A contribuire a questa funzione della Valle come area della quiete che irrompe nella frantumazione contemporanea dei rapporti umani, e dei rapporti uomo-mondo, c’è l’atmosfera sospesa del romanzo. Il libro, infatti, pur seguendo la storia dei tre protagonisti, la racconta in maniera sfalsata, con flashback e digressioni; in più inframezza i capitoli con brani meta-narrativi o vere e proprie poesie che bucano la narrazione e la mettono in tensione anche con un piano diverso, appunto sospeso, irrisolto, immaginifico.

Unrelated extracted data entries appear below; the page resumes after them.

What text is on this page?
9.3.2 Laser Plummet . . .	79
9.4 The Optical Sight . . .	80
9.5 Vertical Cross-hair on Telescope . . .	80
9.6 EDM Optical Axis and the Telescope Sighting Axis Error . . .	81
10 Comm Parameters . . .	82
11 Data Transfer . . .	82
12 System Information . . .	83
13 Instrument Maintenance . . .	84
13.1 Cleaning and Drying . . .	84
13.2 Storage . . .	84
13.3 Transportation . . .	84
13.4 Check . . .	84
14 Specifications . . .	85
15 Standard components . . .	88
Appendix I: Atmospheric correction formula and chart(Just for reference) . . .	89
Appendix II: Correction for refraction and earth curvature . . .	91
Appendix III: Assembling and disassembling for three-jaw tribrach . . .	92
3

Trasversalmente, è il segno della difficoltà di rappresentare un mondo calcificato da narrazioni stereotipate o, al più, assenti. Ed è per questo che, nonostante la funzionalità nuova di Tivoli come spazio di liberazione, invece che di costrizione, Filippi non si adagia su questo, e anzi lo complica felicemente aprendone anche il lato distruttivo: alla fine della storia – attenzione, spoiler – il locus amoenus è distrutto da un incendio e i protagonisti sono costretti, di nuovo, a migrare.

Non si tratta solo di un’occhiata alla questione climatica (pure presente); di più, l’incendio è lo yang della quiete, e così come la provincia viene offerta come spazio «per visitare pure sé stessi», e la collettività, insieme è riconosciuta come spazio minacciato (che prende fuoco) e minacciante (che dà fuoco). Il merito di Icarezenzero, io credo, è di tipo immaginativo: ripensare la rappresentazione della provincia, prenderne di petto e senza patetismi le possibilità emancipatorie e il potenziale inferno.